The World Bank ranks Australia among the top five countries in the world in terms of its regulatory environment. Australia also ranks in the top ten countries in terms of control of corruption.
International rankings can be fickle things. But when it comes to these measures of institutional quality, there is little doubt that it is better to be nearer the top of the rankings than the bottom.
Australia has generally been served well by our key regulatory and governance institutions.
The current balance of Australian politics suggests that we will see a carbon price legislated during 2011.
Given that we have bilateral support for emissions reductions, a move to price carbon would be a win for good economic governance. But the carbon governance challenge does not end with the establishment of a carbon price.
A market for greenhouse gases is an unnatural market, the functioning of which relies on the quality of the market’s administration.
Following the transition to a floating price, the value of emissions permits will depend strongly on the credibility of the market regulator’s commitment to limit emissions to the capped level.
A poorly-managed carbon market would open up many opportunities for shonks and shysters.
As recent experiences in Europe have shown, fraud tends to occur in difficult-to-predict ways. The future regulator of the Australian carbon market will need to be on its toes.
Rorting is a particularly important risk when it comes to links between any Australian scheme and carbon credits generated in countries with weak governance.
As he did in 2008, Professor Garnaut has recommended the establishment of a carbon bank to manage the emissions trading scheme, and to administer assistance to emissions-intensive, trade-exposed industries.
The role of the recommended carbon bank is similar to the role of the regulator of the dead-in-the-water Carbon Pollution Reduction Scheme.
As with other regulatory agencies, a key advantage of the idea is that it keeps the politicians at arm’s length from the day-to-day running of markets.
Garnaut is not the first to call for a carbon bank.
Professor Warwick McKibbin of the Australian National University has been recommending a carbon pricing system with a strong carbon bank for years.
McKibbin’s hybrid model includes a carbon bank that has the ability to set the short-term price of carbon, in much the same way as the Reserve Bank of Australia sets short-term interest rates.
McKibbin’s model has many merits. But it appears that for the moment the horse has bolted in favour of a conventional emissions trading scheme (with the government setting the price for the first years) and a more limited carbon bank with mainly regulatory and market facilitation functions.
Carbon pricing will generate big bucks. The past few years have seen a large amount of lobbying by those who want a share of this revenue.
An additional suggestion in the latest Garnaut Review is that of providing a role for the Productivity Commission (or another independent agency) to make recommendations on industry assistance.
The Australian public would benefit substantially from having an assistance regime that is based on principled economics rather than political calculations. So the idea of seeking the ongoing advice of an independent agency on assistance measures is a good one.

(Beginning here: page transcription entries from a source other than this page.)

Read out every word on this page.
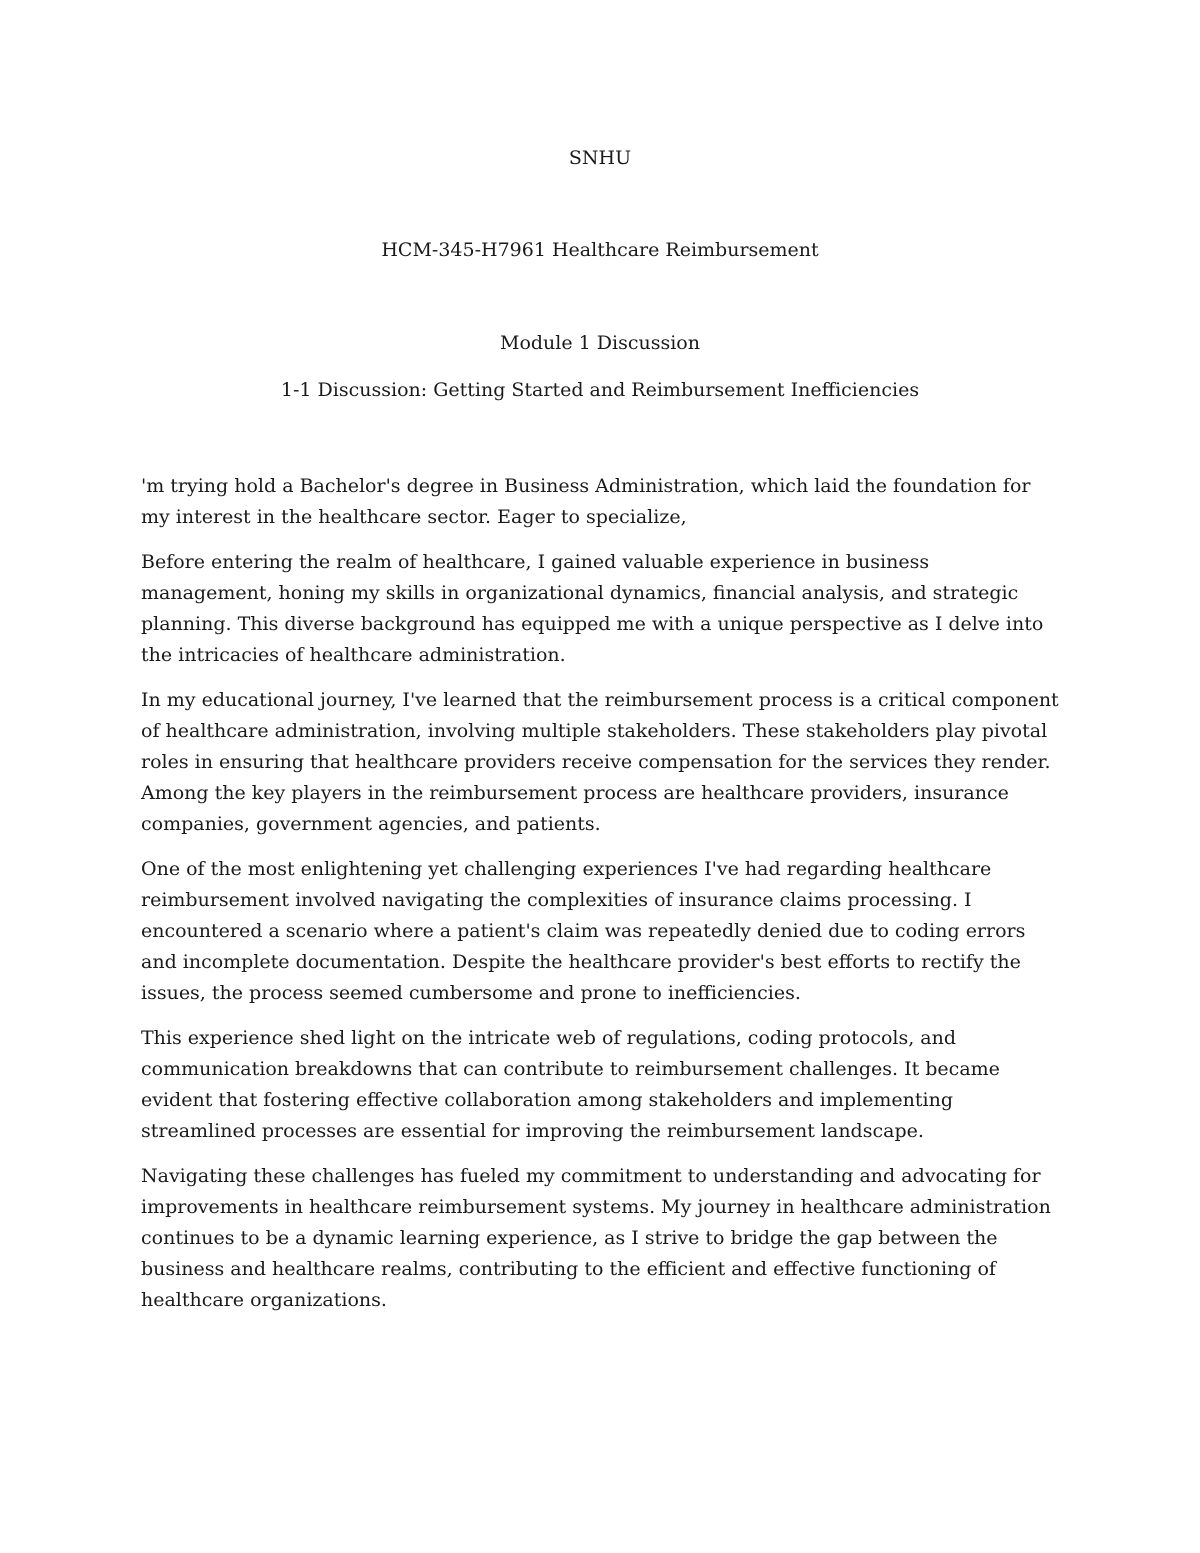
SNHU
HCM-345-H7961 Healthcare Reimbursement
Module 1 Discussion
1-1 Discussion: Getting Started and Reimbursement Inefficiencies

'm trying hold a Bachelor's degree in Business Administration, which laid the foundation for my interest in the healthcare sector. Eager to specialize,

Before entering the realm of healthcare, I gained valuable experience in business management, honing my skills in organizational dynamics, financial analysis, and strategic planning. This diverse background has equipped me with a unique perspective as I delve into the intricacies of healthcare administration.

In my educational journey, I've learned that the reimbursement process is a critical component of healthcare administration, involving multiple stakeholders. These stakeholders play pivotal roles in ensuring that healthcare providers receive compensation for the services they render. Among the key players in the reimbursement process are healthcare providers, insurance companies, government agencies, and patients.

One of the most enlightening yet challenging experiences I've had regarding healthcare reimbursement involved navigating the complexities of insurance claims processing. I encountered a scenario where a patient's claim was repeatedly denied due to coding errors and incomplete documentation. Despite the healthcare provider's best efforts to rectify the issues, the process seemed cumbersome and prone to inefficiencies.

This experience shed light on the intricate web of regulations, coding protocols, and communication breakdowns that can contribute to reimbursement challenges. It became evident that fostering effective collaboration among stakeholders and implementing streamlined processes are essential for improving the reimbursement landscape.

Navigating these challenges has fueled my commitment to understanding and advocating for improvements in healthcare reimbursement systems. My journey in healthcare administration continues to be a dynamic learning experience, as I strive to bridge the gap between the business and healthcare realms, contributing to the efficient and effective functioning of healthcare organizations.
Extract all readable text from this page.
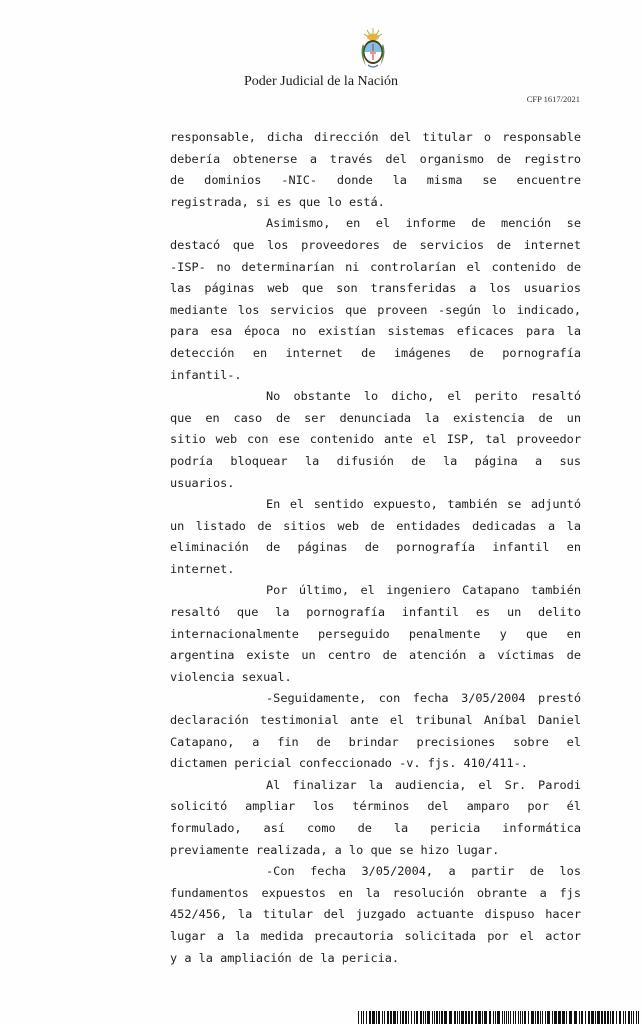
Poder Judicial de la Nación
CFP 1617/2021
responsable, dicha dirección del titular o responsable
debería obtenerse a través del organismo de registro
de dominios -NIC- donde la misma se encuentre
registrada, si es que lo está.
Asimismo, en el informe de mención se
destacó que los proveedores de servicios de internet
-ISP- no determinarían ni controlarían el contenido de
las páginas web que son transferidas a los usuarios
mediante los servicios que proveen -según lo indicado,
para esa época no existían sistemas eficaces para la
detección en internet de imágenes de pornografía
infantil-.
No obstante lo dicho, el perito resaltó
que en caso de ser denunciada la existencia de un
sitio web con ese contenido ante el ISP, tal proveedor
podría bloquear la difusión de la página a sus
usuarios.
En el sentido expuesto, también se adjuntó
un listado de sitios web de entidades dedicadas a la
eliminación de páginas de pornografía infantil en
internet.
Por último, el ingeniero Catapano también
resaltó que la pornografía infantil es un delito
internacionalmente perseguido penalmente y que en
argentina existe un centro de atención a víctimas de
violencia sexual.
-Seguidamente, con fecha 3/05/2004 prestó
declaración testimonial ante el tribunal Aníbal Daniel
Catapano, a fin de brindar precisiones sobre el
dictamen pericial confeccionado -v. fjs. 410/411-.
Al finalizar la audiencia, el Sr. Parodi
solicitó ampliar los términos del amparo por él
formulado, así como de la pericia informática
previamente realizada, a lo que se hizo lugar.
-Con fecha 3/05/2004, a partir de los
fundamentos expuestos en la resolución obrante a fjs
452/456, la titular del juzgado actuante dispuso hacer
lugar a la medida precautoria solicitada por el actor
y a la ampliación de la pericia.
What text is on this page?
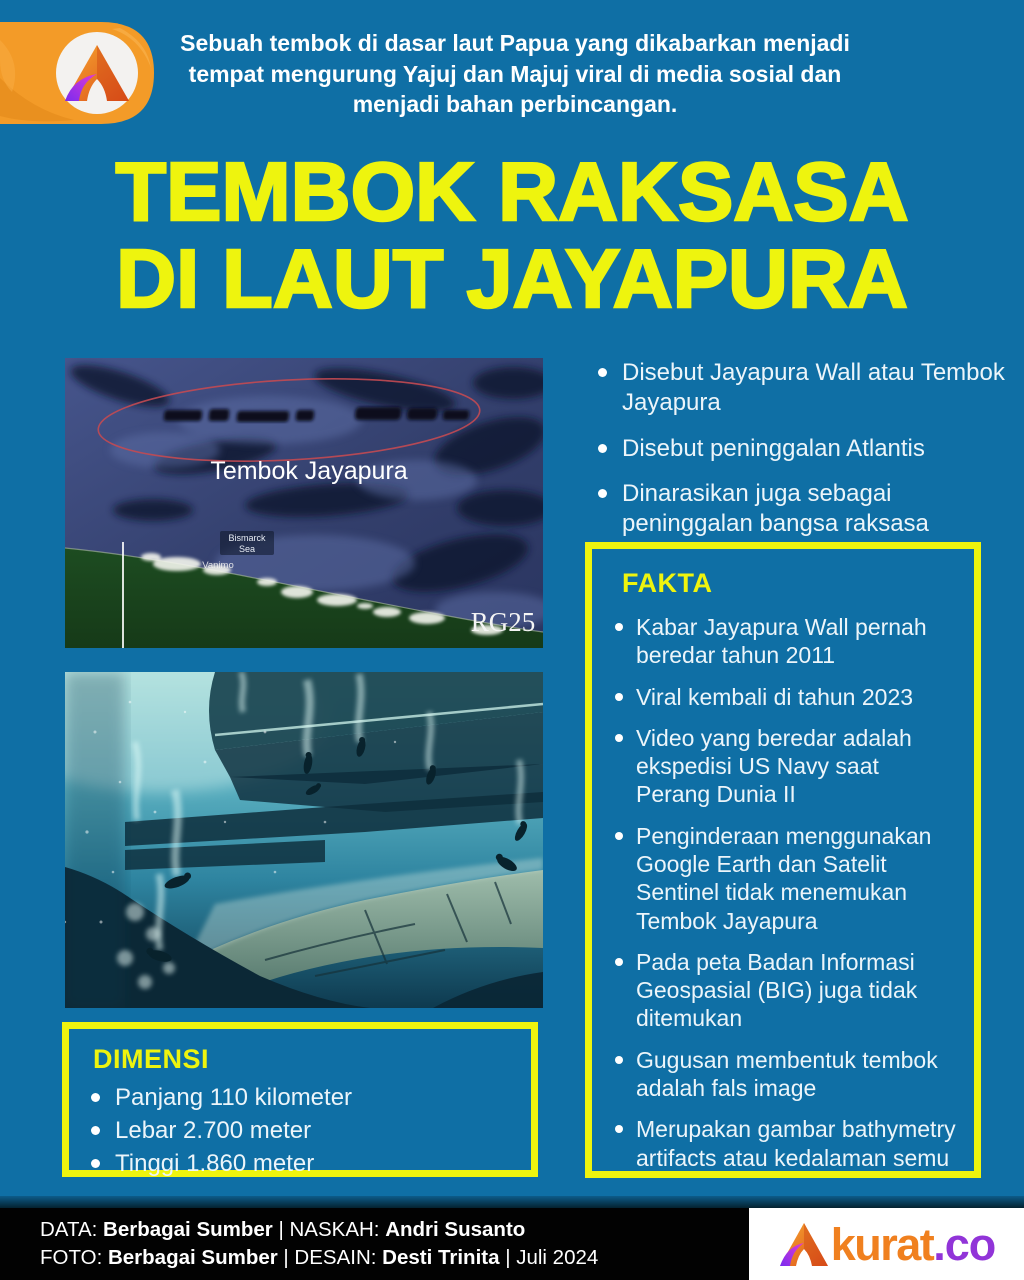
Sebuah tembok di dasar laut Papua yang dikabarkan menjadi
tempat mengurung Yajuj dan Majuj viral di media sosial dan
menjadi bahan perbincangan.
TEMBOK RAKSASA
DI LAUT JAYAPURA
Tembok Jayapura
Bismarck
Sea
Vanimo
RG25
Disebut Jayapura Wall atau Tembok Jayapura
Disebut peninggalan Atlantis
Dinarasikan juga sebagai peninggalan bangsa raksasa
FAKTA
Kabar Jayapura Wall pernah beredar tahun 2011
Viral kembali di tahun 2023
Video yang beredar adalah ekspedisi US Navy saat Perang Dunia II
Penginderaan menggunakan Google Earth dan Satelit Sentinel tidak menemukan Tembok Jayapura
Pada peta Badan Informasi Geospasial (BIG) juga tidak ditemukan
Gugusan membentuk tembok adalah fals image
Merupakan gambar bathymetry artifacts atau kedalaman semu
DIMENSI
Panjang 110 kilometer
Lebar 2.700 meter
Tinggi 1.860 meter
DATA: Berbagai Sumber | NASKAH: Andri Susanto
FOTO: Berbagai Sumber | DESAIN: Desti Trinita | Juli 2024	kurat .co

Garnaut also recommends that an independent committee be established to provide advice on emissions reduction targets and other matters, an idea modelled on the United Kingdom Committee on Climate Change.
High-quality independent advice is a good thing. But ultimately the big decisions will be made by the parliament.
Making sure that politicians and the public are better informed about climate science and economics is perhaps the most important prerequisite for sound long-term climate policy.
Institutions are key
The carbon bank, or whatever it ends up being called, will need to strive to protect Australia’s image of strong institutions.
It will be the most important facilitator of Australia’s climate change mitigation efforts. Its stewardship will also be important for the health of Australia’s financial system more broadly.
Without confidence in the regulatory regime underpinning the carbon market, emissions trading would be untenable.
This would be a significant setback to our efforts to mitigate climate change risks.